Angela Mancini, the EMSB chairperson, believes that the curriculum sufficiently addresses national unity and Quebec. In a statement, Mancini said she consulted the school board’s pedagogical services department on the subject, and the material dedicated to Quebec sovereignty is “quite extensive.”

Katie Shea, a second-year McGill University education student majoring in history, says she is unsure of how the provincial government plans to change the curriculum.

“We learn it from the point of view of the French and no one else,” Shea said. “We don’t even learn the history of Canada, we only learn about Quebec.”

Shea went on to explain that all history lessons offer a certain bias and that if the curriculum were to change, secondary education teachers will have to emphasize the PQ’s opinions and ignore other aspects of Canadian history.

“What is the provincial government going to do, not talk about other provinces at all?” asked Shea.

Tina Christensen, a mother of two from the West Island, does not believe that the separatist movement needs any more attention in history class.

“I think it’s fine to make kids aware of it, but to actually teach it in schools?” said Christensen.”I think that political views should be the parents’ choice.”

Jean-Michel Nahas, spokesperson for the Commission scolaire Marguerite-Bourgeoys, said in a telephone interview that the change of plans for advanced English courses has had little impact on the school board as the previous government was slow to communicate the specific details they required to move forward.

“We decided that for the first year this program would be on a voluntary basis, and we had only one school who said [they] would like to try it,” said Nahas. “Last summer we were waiting for more information on the future of this program, … but we did not receive any other information.”

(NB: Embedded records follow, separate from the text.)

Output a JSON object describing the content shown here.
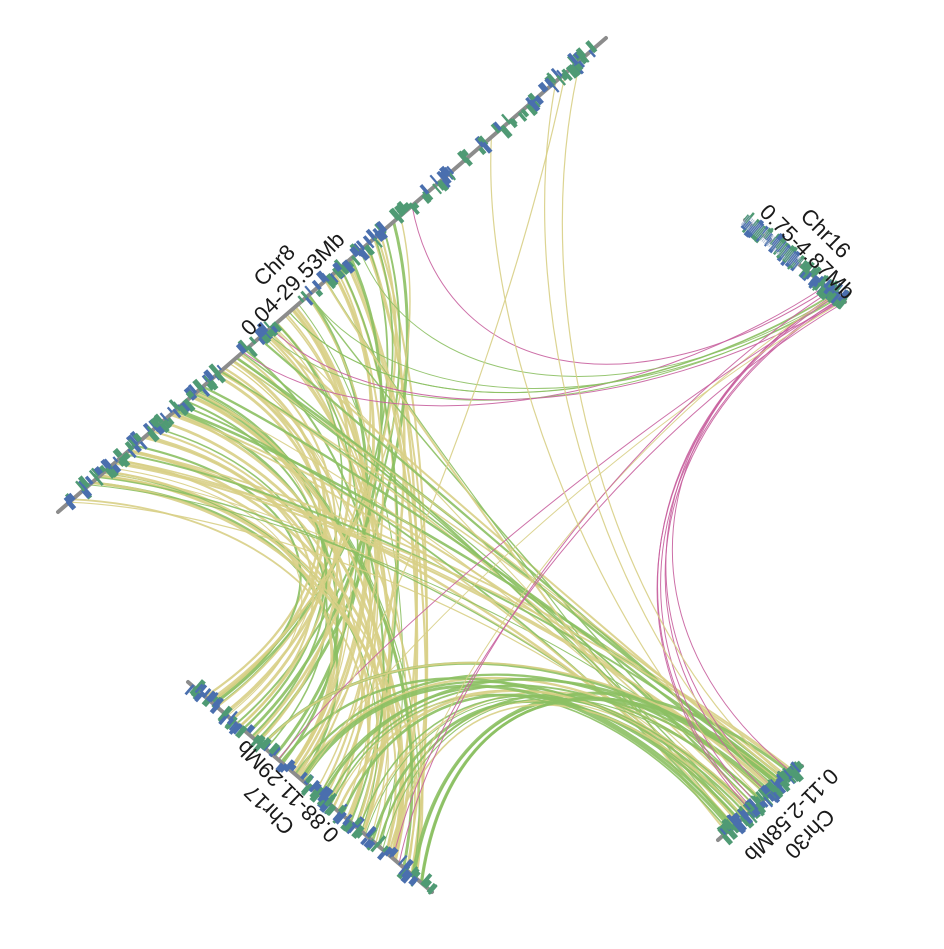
{
  "colors": {
    "axis": "#8c8c8c",
    "gene_blue": "#4a6fae",
    "gene_green": "#4f9a74",
    "link_yellow": "#d8cf86",
    "link_green": "#8cc063",
    "link_pink": "#c8609e"
  },
  "chromosomes": [
    {
      "id": "chr8",
      "name": "Chr8",
      "range": "0.04-29.53Mb"
    },
    {
      "id": "chr16",
      "name": "Chr16",
      "range": "0.75-4.87Mb"
    },
    {
      "id": "chr17",
      "name": "Chr17",
      "range": "0.88-11.29Mb"
    },
    {
      "id": "chr30",
      "name": "Chr30",
      "range": "0.11-2.58Mb"
    }
  ]
}
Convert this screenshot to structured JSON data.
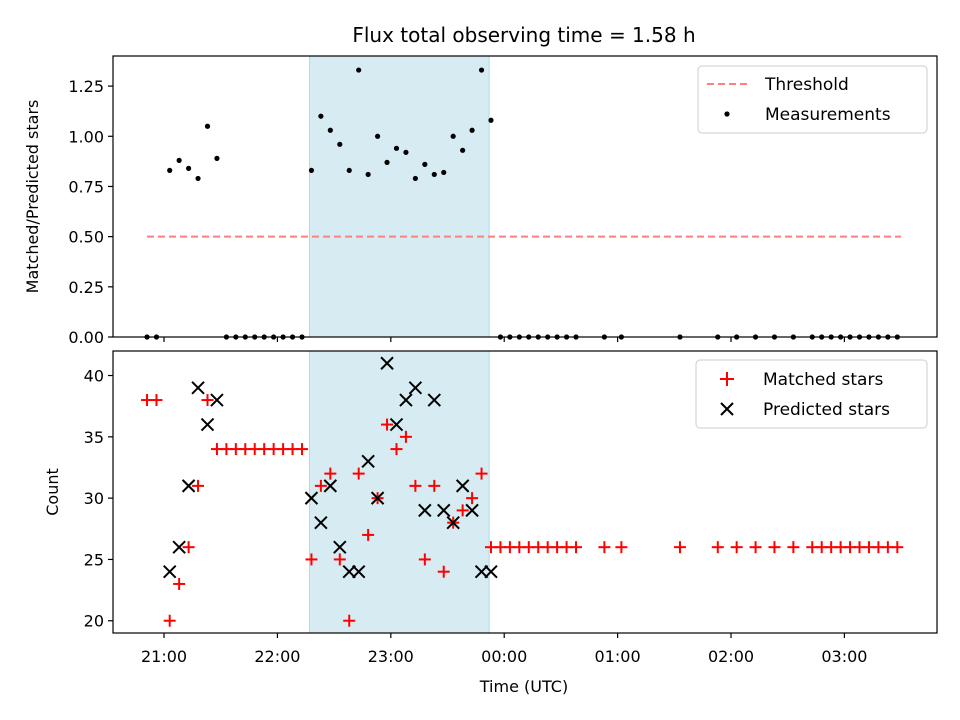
{
  "title": "Flux total observing time = 1.58 h",
  "xlabel": "Time (UTC)",
  "colors": {
    "threshold": "#ff7f7f",
    "measurement": "#000000",
    "matched": "#ff0000",
    "predicted": "#000000",
    "span": "#add8e6"
  },
  "chart_data": [
    {
      "type": "scatter",
      "ylabel": "Matched/Predicted stars",
      "xlim": [
        "20:33",
        "03:49"
      ],
      "ylim": [
        0,
        1.4
      ],
      "yticks": [
        "0.00",
        "0.25",
        "0.50",
        "0.75",
        "1.00",
        "1.25"
      ],
      "shaded_span": [
        "22:17",
        "23:52"
      ],
      "legend": {
        "placement": "top-right",
        "entries": [
          "Threshold",
          "Measurements"
        ]
      },
      "series": [
        {
          "name": "Threshold",
          "kind": "dashed-line",
          "x": [
            "20:51",
            "03:30"
          ],
          "y": [
            0.5,
            0.5
          ]
        },
        {
          "name": "Measurements",
          "kind": "points",
          "x": [
            "20:51",
            "20:56",
            "21:03",
            "21:08",
            "21:13",
            "21:18",
            "21:23",
            "21:28",
            "21:33",
            "21:38",
            "21:43",
            "21:48",
            "21:53",
            "21:58",
            "22:03",
            "22:08",
            "22:13",
            "22:18",
            "22:23",
            "22:28",
            "22:33",
            "22:38",
            "22:43",
            "22:48",
            "22:53",
            "22:58",
            "23:03",
            "23:08",
            "23:13",
            "23:18",
            "23:23",
            "23:28",
            "23:33",
            "23:38",
            "23:43",
            "23:48",
            "23:53",
            "23:58",
            "00:03",
            "00:08",
            "00:13",
            "00:18",
            "00:23",
            "00:28",
            "00:33",
            "00:38",
            "00:53",
            "01:02",
            "01:33",
            "01:53",
            "02:03",
            "02:13",
            "02:23",
            "02:33",
            "02:43",
            "02:48",
            "02:53",
            "02:58",
            "03:03",
            "03:08",
            "03:13",
            "03:18",
            "03:23",
            "03:28"
          ],
          "y": [
            0,
            0,
            0.83,
            0.88,
            0.84,
            0.79,
            1.05,
            0.89,
            0,
            0,
            0,
            0,
            0,
            0,
            0,
            0,
            0,
            0.83,
            1.1,
            1.03,
            0.96,
            0.83,
            1.33,
            0.81,
            1.0,
            0.87,
            0.94,
            0.92,
            0.79,
            0.86,
            0.81,
            0.82,
            1.0,
            0.93,
            1.03,
            1.33,
            1.08,
            0,
            0,
            0,
            0,
            0,
            0,
            0,
            0,
            0,
            0,
            0,
            0,
            0,
            0,
            0,
            0,
            0,
            0,
            0,
            0,
            0,
            0,
            0,
            0,
            0,
            0,
            0
          ]
        }
      ]
    },
    {
      "type": "scatter",
      "ylabel": "Count",
      "xlim": [
        "20:33",
        "03:49"
      ],
      "ylim": [
        19,
        42
      ],
      "yticks": [
        "20",
        "25",
        "30",
        "35",
        "40"
      ],
      "xticks": [
        "21:00",
        "22:00",
        "23:00",
        "00:00",
        "01:00",
        "02:00",
        "03:00"
      ],
      "shaded_span": [
        "22:17",
        "23:52"
      ],
      "legend": {
        "placement": "top-right",
        "entries": [
          "Matched stars",
          "Predicted stars"
        ]
      },
      "series": [
        {
          "name": "Matched stars",
          "marker": "plus",
          "x": [
            "20:51",
            "20:56",
            "21:03",
            "21:08",
            "21:13",
            "21:18",
            "21:23",
            "21:28",
            "21:33",
            "21:38",
            "21:43",
            "21:48",
            "21:53",
            "21:58",
            "22:03",
            "22:08",
            "22:13",
            "22:18",
            "22:23",
            "22:28",
            "22:33",
            "22:38",
            "22:43",
            "22:48",
            "22:53",
            "22:58",
            "23:03",
            "23:08",
            "23:13",
            "23:18",
            "23:23",
            "23:28",
            "23:33",
            "23:38",
            "23:43",
            "23:48",
            "23:53",
            "23:58",
            "00:03",
            "00:08",
            "00:13",
            "00:18",
            "00:23",
            "00:28",
            "00:33",
            "00:38",
            "00:53",
            "01:02",
            "01:33",
            "01:53",
            "02:03",
            "02:13",
            "02:23",
            "02:33",
            "02:43",
            "02:48",
            "02:53",
            "02:58",
            "03:03",
            "03:08",
            "03:13",
            "03:18",
            "03:23",
            "03:28"
          ],
          "y": [
            38,
            38,
            20,
            23,
            26,
            31,
            38,
            34,
            34,
            34,
            34,
            34,
            34,
            34,
            34,
            34,
            34,
            25,
            31,
            32,
            25,
            20,
            32,
            27,
            30,
            36,
            34,
            35,
            31,
            25,
            31,
            24,
            28,
            29,
            30,
            32,
            26,
            26,
            26,
            26,
            26,
            26,
            26,
            26,
            26,
            26,
            26,
            26,
            26,
            26,
            26,
            26,
            26,
            26,
            26,
            26,
            26,
            26,
            26,
            26,
            26,
            26,
            26,
            26
          ]
        },
        {
          "name": "Predicted stars",
          "marker": "x",
          "x": [
            "21:03",
            "21:08",
            "21:13",
            "21:18",
            "21:23",
            "21:28",
            "22:18",
            "22:23",
            "22:28",
            "22:33",
            "22:38",
            "22:43",
            "22:48",
            "22:53",
            "22:58",
            "23:03",
            "23:08",
            "23:13",
            "23:18",
            "23:23",
            "23:28",
            "23:33",
            "23:38",
            "23:43",
            "23:48",
            "23:53"
          ],
          "y": [
            24,
            26,
            31,
            39,
            36,
            38,
            30,
            28,
            31,
            26,
            24,
            24,
            33,
            30,
            41,
            36,
            38,
            39,
            29,
            38,
            29,
            28,
            31,
            29,
            24,
            24
          ]
        }
      ]
    }
  ]
}
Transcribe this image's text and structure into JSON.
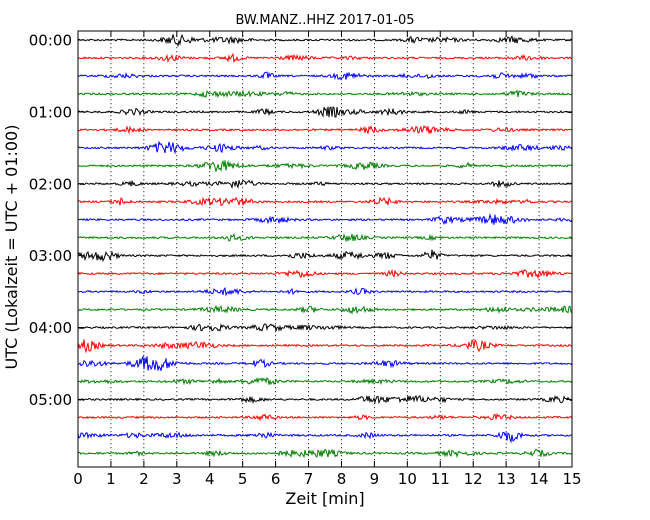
{
  "chart_data": {
    "type": "line",
    "title": "BW.MANZ..HHZ 2017-01-05",
    "xlabel": "Zeit  [min]",
    "ylabel": "UTC (Lokalzeit = UTC + 01:00)",
    "xlim": [
      0,
      15
    ],
    "x_ticks": [
      "0",
      "1",
      "2",
      "3",
      "4",
      "5",
      "6",
      "7",
      "8",
      "9",
      "10",
      "11",
      "12",
      "13",
      "14",
      "15"
    ],
    "y_ticks": [
      "00:00",
      "01:00",
      "02:00",
      "03:00",
      "04:00",
      "05:00"
    ],
    "trace_interval_minutes": 15,
    "trace_count": 24,
    "trace_colors": [
      "#000000",
      "#ff0000",
      "#0000ff",
      "#008000"
    ],
    "grid": {
      "vertical_dotted": true
    }
  }
}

According to Nahas, the project proposed by the former Charest government was flawed since it provided few directives for interested schools. Since the CSMB has elementary schools located in the West Island where many students possess advanced English language skills, the school board was uncertain if they could modify the program to meet the skill levels of the students.

“Can we adjust the program for them as they already speak English and write in English?” said Nahas. “For that kind of question we had no specific answers.”

Until clear policies are in place and instructions are handed down by the PQ government, the CSMB will not be making any concrete plans.